2. Composite material according to claim 1, characterized by the fact that the aluminium oxide particles are under the form of a powder with grains having a diameter of 0.1 to 100 micrometers.
3. Composite material according to claim 1, characterized by the fact that the aluminium oxide particles are under the form of whiskers or filaments.
4. Composite material according to one of the claims 1 to 3, characterized by the fact that the aluminium oxide particles are coated with titanium carbide, titanium oxicarbide or titanium.
5. Composite material according to claim 4, characterized by the fact that the thickness of the coating is of 100 to 1000 A.
6. Composite material according to claim 5, characterized by the fact that the thickness of the coating is of 200 to 500 A.
7. Ceramo-metallic composite material comprising a ceramic phase, including particles of aluminium oxide or of an aluminium oxide-based solid solution, which are uniformly distributed in a matrix, said matrix being non-reactive with aluminium oxide and comprising a metal selected among Ni, Co, Fe and the mixtures thereof, as well as titanium carbide, and a third component in an amount lower than 30% by weight, said third component being selected in such a way that it makes the titanium carbide more soluble in said first metal, and the content of titanium carbide present at the interface between the ceramic phase and the matrix being such that it prevents the chemical reaction between these phases at the sintering temperature.
8. Composite material according to claim 7, characterized by the fact that the third component is selected from the group comprising the carbides of Mo, Cr, W, V, Ta and Nb, and the metals Ru, Rh, Re and Os, as well as the mixtures and alloys thereof.
9. Composite material according to claim 7, characterized by the fact that the third component is Mo, Mo₂C or a combination thereof.
10. Composite material according to one of claim 1 to 9 for the realization of abrasion resisting articles, characterized by the fact that it contains between about 50 and 70 vol. % of aluminium oxide particles, or of aluminium oxide-based solid solution.
11. Composite material according to one of claims 1 to 9 for the realization of wear resisting articles such as cutting tools, characterized by the fact that it contains between about 70 and 90 vol. % of aluminium oxide particles, or of aluminium oxide-based solid solution.

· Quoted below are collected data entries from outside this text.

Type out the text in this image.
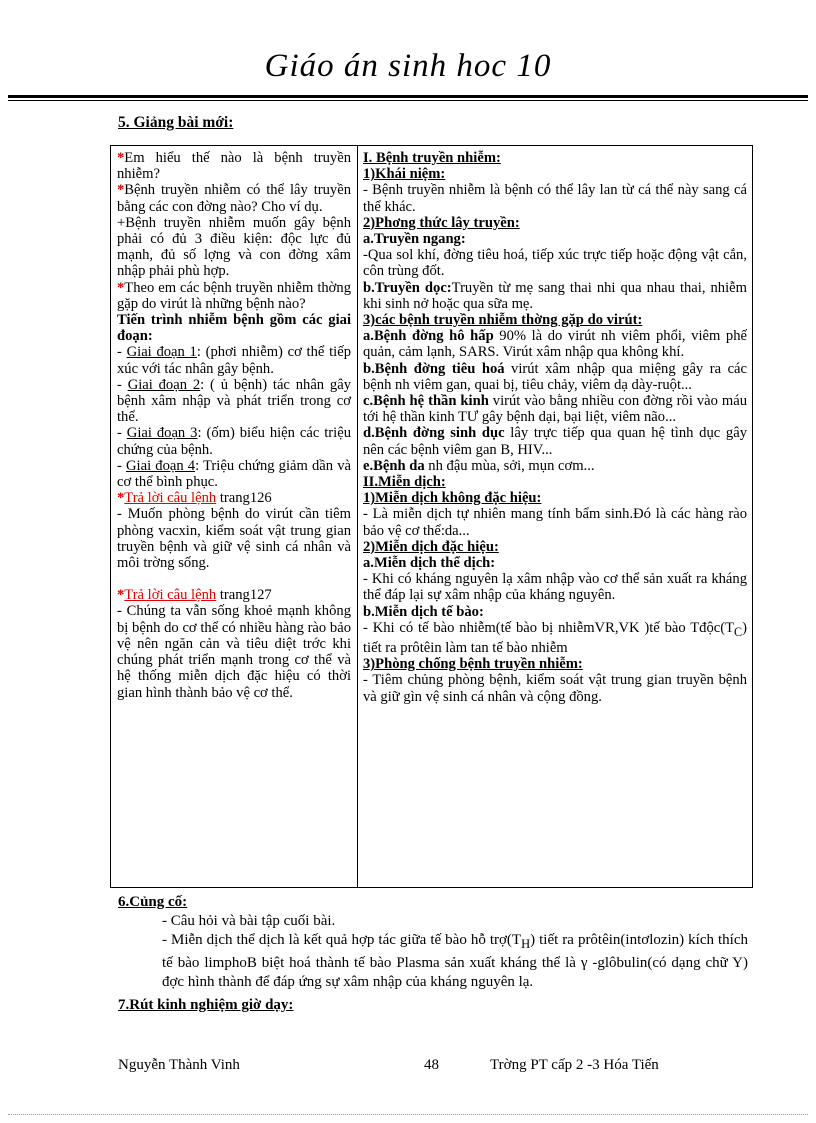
Giáo án sinh hoc 10
5. Giảng bài mới:

*Em hiểu thế nào là bệnh truyền nhiễm?

*Bệnh truyền nhiễm có thể lây truyền bằng các con đờng nào? Cho ví dụ.

+Bệnh truyền nhiễm muốn gây bệnh phải có đủ 3 điều kiện: độc lực đủ mạnh, đủ số lợng và con đờng xâm nhập phải phù hợp.

*Theo em các bệnh truyền nhiễm thờng gặp do virút là những bệnh nào?

Tiến trình nhiễm bệnh gồm các giai đoạn:

- Giai đoạn 1: (phơi nhiễm) cơ thể tiếp xúc với tác nhân gây bệnh.

- Giai đoạn 2: ( ủ bệnh) tác nhân gây bệnh xâm nhập và phát triển trong cơ thể.

- Giai đoạn 3: (ốm) biểu hiện các triệu chứng của bệnh.

- Giai đoạn 4: Triệu chứng giảm dần và cơ thể bình phục.

*Trả lời câu lệnh trang126

- Muốn phòng bệnh do virút cần tiêm phòng vacxin, kiểm soát vật trung gian truyền bệnh và giữ vệ sinh cá nhân và môi trờng sống.

*Trả lời câu lệnh trang127

- Chúng ta vẫn sống khoẻ mạnh không bị bệnh do cơ thể có nhiều hàng rào bảo vệ nên ngăn cản và tiêu diệt trớc khi chúng phát triển mạnh trong cơ thể và hệ thống miễn dịch đặc hiệu có thời gian hình thành bảo vệ cơ thể.

I. Bệnh truyền nhiễm:

1)Khái niệm:

- Bệnh truyền nhiễm là bệnh có thể lây lan từ cá thể này sang cá thể khác.

2)Phơng thức lây truyền:

a.Truyền ngang:

-Qua sol khí, đờng tiêu hoá, tiếp xúc trực tiếp hoặc động vật cắn, côn trùng đốt.

b.Truyền dọc:Truyền từ mẹ sang thai nhi qua nhau thai, nhiễm khi sinh nở hoặc qua sữa mẹ.

3)các bệnh truyền nhiễm thờng gặp do virút:

a.Bệnh đờng hô hấp 90% là do virút nh viêm phổi, viêm phế quản, cảm lạnh, SARS. Virút xâm nhập qua không khí.

b.Bệnh đờng tiêu hoá virút xâm nhập qua miệng gây ra các bệnh nh viêm gan, quai bị, tiêu chảy, viêm dạ dày-ruột...

c.Bệnh hệ thần kinh virút vào bằng nhiều con đờng rồi vào máu tới hệ thần kinh TƯ gây bệnh dại, bại liệt, viêm não...

d.Bệnh đờng sinh dục lây trực tiếp qua quan hệ tình dục gây nên các bệnh viêm gan B, HIV...

e.Bệnh da nh đậu mùa, sởi, mụn cơm...

II.Miễn dịch:

1)Miễn dịch không đặc hiệu:

- Là miễn dịch tự nhiên mang tính bẩm sinh.Đó là các hàng rào bảo vệ cơ thể:da...

2)Miễn dịch đặc hiệu:

a.Miễn dịch thể dịch:

- Khi có kháng nguyên lạ xâm nhập vào cơ thể sản xuất ra kháng thể đáp lại sự xâm nhập của kháng nguyên.

b.Miễn dịch tế bào:

- Khi có tế bào nhiễm(tế bào bị nhiễmVR,VK )tế bào $Tđộc(T_C)$ tiết ra prôtêin làm tan tế bào nhiễm

3)Phòng chống bệnh truyền nhiễm:

- Tiêm chủng phòng bệnh, kiểm soát vật trung gian truyền bệnh và giữ gìn vệ sinh cá nhân và cộng đồng.

6.Củng cố:

- Câu hỏi và bài tập cuối bài.

- Miễn dịch thể dịch là kết quả hợp tác giữa tế bào hỗ $trợ(T_H)$ tiết ra prôtêin(intơlozin) kích thích tế bào limphoB biệt hoá thành tế bào Plasma sản xuất kháng thể là γ -glôbulin(có dạng chữ Y) đợc hình thành để đáp ứng sự xâm nhập của kháng nguyên lạ.

7.Rút kinh nghiệm giờ dạy:

Nguyễn Thành Vinh	48	Trờng PT cấp 2 -3 Hóa Tiến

12. Process for the manufacture of the ceramo-metallic composite material according to one of the claims 1 to 11, characterized by the fact that the various components are sintered under such conditions that the partial pressure of the formed CO is comprised between 1.33.10⁻³ and 1.33 Pa.
13. Process according to claim 12, characterized by the fact that the sintering is carried out under partial vacuum or in inert atmosphere, at a temperature comprised between 1300 and 1600°C and by maintaining the partiel pressure of CO between 1.33.10⁻² and 1.33.10⁻¹ Pa.
14. Process according to claim 13, characterized by the fact that the material is uniaxially pressed at about 700 MPa before sintering.
15. Process according to claim 13, characterized by the fact that the material is pressed in an isostatic manner between 242 and 310 MPa before sintering.
16. Process according to one of claim 12 to 15 for the manufacture of a composite material according to claim 4, characterized by the fact that a coating of titanium carbide or oxicarbide or of metal titanium is deposited on the aluminium oxide particles prior to the sintering.
17. Process according to claim 16, characterized by the fact that the coating is carried out by chemical reduction in vapor phase of TiCl₄ by hydrogen in presence of a carbon source, for example methane, at a temperature comprised between 800 and 1200°C.